Just as importantly, students need to know there are so many options available. Most of the organizations and official responses to sexual assault go poorly advertised and completely unadvertised, respectively, and while we obviously understand why the Dean’s Office would not want to post the mechanisms for reporting sexual assault on every kiosk in New Haven, there is no reason why a centralized authority, or even student groups, could not hold private “office hours” to address assault cases. While the YCC’s proposal of a formal board designed solely to increase awareness of sexual assault seems a bit much, we do not believe all of the onus to arrange meetings with those who can offer assistance should rest with the sexual assault victims.

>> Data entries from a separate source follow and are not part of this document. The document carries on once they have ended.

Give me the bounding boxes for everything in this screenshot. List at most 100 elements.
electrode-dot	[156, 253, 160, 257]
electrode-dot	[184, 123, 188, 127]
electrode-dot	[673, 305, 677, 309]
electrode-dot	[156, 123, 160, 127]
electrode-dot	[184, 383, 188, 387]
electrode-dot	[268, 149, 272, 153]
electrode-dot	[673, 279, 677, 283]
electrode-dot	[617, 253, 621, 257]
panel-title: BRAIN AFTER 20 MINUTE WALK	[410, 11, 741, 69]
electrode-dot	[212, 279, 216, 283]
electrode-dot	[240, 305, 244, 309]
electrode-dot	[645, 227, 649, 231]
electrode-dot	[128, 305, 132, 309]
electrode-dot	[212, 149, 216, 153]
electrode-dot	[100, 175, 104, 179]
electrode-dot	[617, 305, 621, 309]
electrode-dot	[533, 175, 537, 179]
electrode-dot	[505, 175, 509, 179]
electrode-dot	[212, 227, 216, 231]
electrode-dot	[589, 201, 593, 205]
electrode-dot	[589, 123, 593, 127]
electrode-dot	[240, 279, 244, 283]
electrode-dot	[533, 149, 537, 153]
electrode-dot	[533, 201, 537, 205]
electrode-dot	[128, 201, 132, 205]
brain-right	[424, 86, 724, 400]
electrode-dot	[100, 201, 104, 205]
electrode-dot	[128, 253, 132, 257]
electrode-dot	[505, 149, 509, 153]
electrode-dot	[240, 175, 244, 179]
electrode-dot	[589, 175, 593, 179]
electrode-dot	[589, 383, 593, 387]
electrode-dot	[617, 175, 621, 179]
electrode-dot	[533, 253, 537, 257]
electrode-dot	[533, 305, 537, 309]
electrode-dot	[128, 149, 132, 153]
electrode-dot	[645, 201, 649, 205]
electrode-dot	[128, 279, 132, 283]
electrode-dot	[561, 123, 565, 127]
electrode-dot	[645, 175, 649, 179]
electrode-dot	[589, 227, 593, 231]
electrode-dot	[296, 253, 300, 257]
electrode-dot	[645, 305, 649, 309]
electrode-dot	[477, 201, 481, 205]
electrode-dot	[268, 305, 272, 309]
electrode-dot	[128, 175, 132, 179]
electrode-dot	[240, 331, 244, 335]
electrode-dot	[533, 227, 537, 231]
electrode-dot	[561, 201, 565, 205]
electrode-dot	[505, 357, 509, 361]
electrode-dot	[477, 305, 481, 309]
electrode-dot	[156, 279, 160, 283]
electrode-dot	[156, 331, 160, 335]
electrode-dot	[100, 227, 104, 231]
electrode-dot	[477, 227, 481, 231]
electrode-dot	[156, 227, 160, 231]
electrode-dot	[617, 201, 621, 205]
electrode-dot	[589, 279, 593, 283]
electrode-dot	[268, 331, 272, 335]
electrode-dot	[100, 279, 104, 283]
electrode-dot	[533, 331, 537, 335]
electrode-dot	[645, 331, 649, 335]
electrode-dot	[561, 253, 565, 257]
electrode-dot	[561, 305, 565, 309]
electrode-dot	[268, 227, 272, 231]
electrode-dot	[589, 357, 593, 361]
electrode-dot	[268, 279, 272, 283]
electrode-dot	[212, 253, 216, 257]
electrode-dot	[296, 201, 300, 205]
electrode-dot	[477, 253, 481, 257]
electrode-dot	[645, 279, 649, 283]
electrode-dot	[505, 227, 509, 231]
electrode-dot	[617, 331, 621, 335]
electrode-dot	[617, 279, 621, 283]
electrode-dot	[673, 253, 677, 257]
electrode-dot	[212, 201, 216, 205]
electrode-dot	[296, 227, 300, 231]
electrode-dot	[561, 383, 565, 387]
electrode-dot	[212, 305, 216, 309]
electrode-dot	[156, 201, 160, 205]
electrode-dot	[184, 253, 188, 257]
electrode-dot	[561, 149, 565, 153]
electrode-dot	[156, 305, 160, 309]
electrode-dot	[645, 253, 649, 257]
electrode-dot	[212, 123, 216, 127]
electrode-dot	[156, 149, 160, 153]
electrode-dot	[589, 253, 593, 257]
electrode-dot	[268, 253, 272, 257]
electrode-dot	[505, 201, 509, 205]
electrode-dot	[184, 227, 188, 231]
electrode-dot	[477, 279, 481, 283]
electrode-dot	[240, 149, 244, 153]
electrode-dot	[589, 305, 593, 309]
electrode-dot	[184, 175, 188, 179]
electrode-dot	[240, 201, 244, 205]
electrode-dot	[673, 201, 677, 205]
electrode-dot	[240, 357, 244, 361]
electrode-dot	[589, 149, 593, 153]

It would certainly be easier for Yale to leave the public issues that come with sexual assault charges to city police and other local authorities. But for most students, University administrators are the local authorities. Yale already has a great deal of help available in cases of sexual assault, but a central authority remains the missing link in the support chain. If students have a primary source for aid that they know and trust, we believe that more than a dozen such undergraduates may come forward to seek help next year.